Rogoff and Reinhart compare the crisis in the US banking system -- and in the shadow banking system, which turned out to be rather linked to the real banking system -- triggered by the subprime crisis to other recent crises in advanced economies. They find "stunning qualitative and quantitative parallels across a number of standard financial crisis indicators."
Their figure 1 -- which plots the increase in real US housing prices against the increase in real housing prices that preceded other severe bank-centered financial crises in industrial economies (Spain in the 70s, Japan and the Scadanavian countries in the early 90s) -- is stunning. Rogoff and Reinhart note that "The United States looks like the archetypical crisis country, only more so" before concluding, in Rogoff and Reinhart conclude, in fairly Roubini-esque fashion, that:
"The United States should consider itself quite fortunate if its downturn ends up being a relative short and mild one."

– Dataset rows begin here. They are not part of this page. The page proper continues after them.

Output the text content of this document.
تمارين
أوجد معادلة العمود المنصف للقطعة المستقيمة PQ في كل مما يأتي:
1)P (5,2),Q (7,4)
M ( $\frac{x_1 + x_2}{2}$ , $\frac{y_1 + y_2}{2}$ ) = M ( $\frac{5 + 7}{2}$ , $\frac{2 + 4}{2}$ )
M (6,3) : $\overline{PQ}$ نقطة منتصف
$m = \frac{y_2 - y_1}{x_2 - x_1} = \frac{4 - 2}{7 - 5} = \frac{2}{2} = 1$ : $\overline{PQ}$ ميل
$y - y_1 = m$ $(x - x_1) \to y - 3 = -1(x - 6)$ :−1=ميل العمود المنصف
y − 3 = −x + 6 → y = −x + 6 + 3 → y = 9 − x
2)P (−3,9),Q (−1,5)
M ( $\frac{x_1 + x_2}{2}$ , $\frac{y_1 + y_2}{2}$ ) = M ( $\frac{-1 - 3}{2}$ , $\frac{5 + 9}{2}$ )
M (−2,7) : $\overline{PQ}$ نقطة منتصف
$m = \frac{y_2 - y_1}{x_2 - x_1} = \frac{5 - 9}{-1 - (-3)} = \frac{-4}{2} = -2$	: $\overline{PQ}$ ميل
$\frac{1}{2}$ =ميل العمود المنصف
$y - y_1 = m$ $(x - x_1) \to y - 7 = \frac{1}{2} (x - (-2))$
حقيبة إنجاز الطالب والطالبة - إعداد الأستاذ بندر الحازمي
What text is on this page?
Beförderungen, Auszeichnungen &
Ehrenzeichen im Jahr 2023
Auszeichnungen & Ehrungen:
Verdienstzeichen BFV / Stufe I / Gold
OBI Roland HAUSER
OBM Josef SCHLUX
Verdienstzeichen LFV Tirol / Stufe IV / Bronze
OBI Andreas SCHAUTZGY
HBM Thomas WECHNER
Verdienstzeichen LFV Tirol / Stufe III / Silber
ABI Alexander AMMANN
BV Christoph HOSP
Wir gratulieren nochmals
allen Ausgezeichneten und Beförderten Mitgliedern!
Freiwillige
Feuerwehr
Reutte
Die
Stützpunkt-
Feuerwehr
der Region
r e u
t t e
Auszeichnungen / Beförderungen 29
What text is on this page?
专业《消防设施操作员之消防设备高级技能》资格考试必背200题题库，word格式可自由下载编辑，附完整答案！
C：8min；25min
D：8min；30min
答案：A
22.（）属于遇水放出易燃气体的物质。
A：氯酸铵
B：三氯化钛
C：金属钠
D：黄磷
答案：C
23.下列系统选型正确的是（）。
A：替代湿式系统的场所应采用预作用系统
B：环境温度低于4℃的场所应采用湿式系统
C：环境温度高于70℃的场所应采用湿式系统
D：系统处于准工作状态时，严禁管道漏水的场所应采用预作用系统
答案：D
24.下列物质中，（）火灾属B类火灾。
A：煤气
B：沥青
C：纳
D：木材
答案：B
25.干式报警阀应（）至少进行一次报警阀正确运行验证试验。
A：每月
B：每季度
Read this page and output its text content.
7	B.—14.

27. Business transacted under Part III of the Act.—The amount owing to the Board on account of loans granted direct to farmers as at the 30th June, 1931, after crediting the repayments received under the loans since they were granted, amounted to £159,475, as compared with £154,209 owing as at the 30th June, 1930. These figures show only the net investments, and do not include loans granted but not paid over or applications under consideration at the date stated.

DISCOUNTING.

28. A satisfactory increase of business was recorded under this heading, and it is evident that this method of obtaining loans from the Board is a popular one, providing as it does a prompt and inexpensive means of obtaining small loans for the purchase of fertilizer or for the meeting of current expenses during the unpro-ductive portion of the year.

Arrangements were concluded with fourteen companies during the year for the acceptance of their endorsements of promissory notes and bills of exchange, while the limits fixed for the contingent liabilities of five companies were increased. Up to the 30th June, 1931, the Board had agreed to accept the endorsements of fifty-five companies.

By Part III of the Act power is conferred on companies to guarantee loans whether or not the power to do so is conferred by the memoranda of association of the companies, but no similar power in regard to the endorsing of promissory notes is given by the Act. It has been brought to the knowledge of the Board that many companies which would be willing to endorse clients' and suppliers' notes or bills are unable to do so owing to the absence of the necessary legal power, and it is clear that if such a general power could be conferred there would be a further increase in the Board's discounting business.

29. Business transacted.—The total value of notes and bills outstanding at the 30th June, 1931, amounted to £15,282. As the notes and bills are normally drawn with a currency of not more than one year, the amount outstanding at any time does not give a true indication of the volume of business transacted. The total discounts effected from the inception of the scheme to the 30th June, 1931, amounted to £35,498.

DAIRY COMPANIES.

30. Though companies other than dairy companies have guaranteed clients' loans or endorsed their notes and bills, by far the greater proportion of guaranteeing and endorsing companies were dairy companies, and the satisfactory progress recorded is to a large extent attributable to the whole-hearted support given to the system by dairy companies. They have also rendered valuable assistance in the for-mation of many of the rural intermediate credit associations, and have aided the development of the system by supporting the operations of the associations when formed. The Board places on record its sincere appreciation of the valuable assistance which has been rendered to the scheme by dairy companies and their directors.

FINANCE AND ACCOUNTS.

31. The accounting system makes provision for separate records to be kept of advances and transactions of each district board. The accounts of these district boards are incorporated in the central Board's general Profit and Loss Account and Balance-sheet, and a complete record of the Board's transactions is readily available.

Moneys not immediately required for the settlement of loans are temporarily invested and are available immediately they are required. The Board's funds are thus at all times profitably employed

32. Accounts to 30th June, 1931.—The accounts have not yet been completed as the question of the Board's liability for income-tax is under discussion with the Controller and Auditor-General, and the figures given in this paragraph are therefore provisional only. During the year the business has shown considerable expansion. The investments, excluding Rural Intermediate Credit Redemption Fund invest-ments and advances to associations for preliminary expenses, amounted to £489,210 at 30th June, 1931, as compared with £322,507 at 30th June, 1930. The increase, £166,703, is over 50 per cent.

In one somewhat surprising way, the US is in a better position than the other advanced economies that got into severe trouble: the recent increase in public debt was actually a bit smaller than the increase in other countries. The US current account deficit, by contrast, is much larger than in the other countries -- a source of concern, if the associated risks haven’t really been realized.
I particularly enjoyed the parallel they drew between today’s world and the world during the 1970s oil shock. They write:
"During the 1970s, the U.S. banking system stood as an intermediary between oil exporting surpluses and emerging market borrowers in Latin America and elsewhere. While much praised at the time, the 1970s petro-dollar recycling ultimately led to the 1980s debt crisis, which in turn placed enormous strain on the money center banks. It is true that this time, a large volume of petro-dollar are again flowing into the United States, but many emerging market economies have been running current account surpluses, lending rather than borrowing. Instead, a large chunk of money has effectively been recycled to a developing economy that exists within the United States own borders. Over a trillion dollars was channeled into the sub-prime mortgage market, which is comprised of the poorest and least credit worth[y] borrowers within the United States."
Clever. It also sounds right to me.
Two additional points are worth mentioning.
First, I suspect there is a real risk that the European banking system has been doing much the same thing as the US banking system, though on a smaller scale. An awful lot of money -- effectively recycled petroeuros along with Chine’s burgeoning euro reserves -- has been channeled through Europe’s banking system to the "poorest" borrowers within the European Union. Eastern Europe in particular. With luck, though, these borrowers will prove to be among the most credit-worthy borrowers in Europe, on the back of a convergence story. Eastern Europe is growing more rapidly than the rest of Europe. Nonetheless, a disruption in the internal recycling of external flows to the European Union remains a potential risk.
Second, emerging market central banks and sovereign funds have effectively "stood as an intermediary" between their own current account surpluses and capital flows to the US and Europe. Almost as importantly, they intermediated between private inflows into their own economy and the United States need for funds. Private capital is flowing into emerging Asian economies -- India as well as China. Private capital is also now flowing into the Gulf. The net outflow from these surplus regions comes entirely from the "official" sector. Dollars flowing into China and other emerging economies with surpluses are effectively transformed into demand for US bonds (And now US banks) by emerging market central banks.
The scale of this intermediation is even larger that the $1 trillion that flowed into the US subprime market. That is a cumulative sum. Emerging market central banks are adding over a trillion to their reserves a year.
The largely but not exclusively American "intermediaries" that took the credit risk associated with channeling petro-dollar and sino-dollar inflows into the "developing economy that exists within the United States own borders" are currently taking large losses. The emerging market financial intermediaries that channeled the oil savings surplus, the Chinese savings surplus and large private inflows to the US -- and to a lesser degree Europe -- are also likely to take losses. Not from credit risk but from currency risk. By and large, though, the currency losses have yet to be realized.Once those losses are factored in, the total losses associated with the recent mis-allocation of global savings into US real estate are likely to be even bigger -- and a bit more dispersed than the credit losses.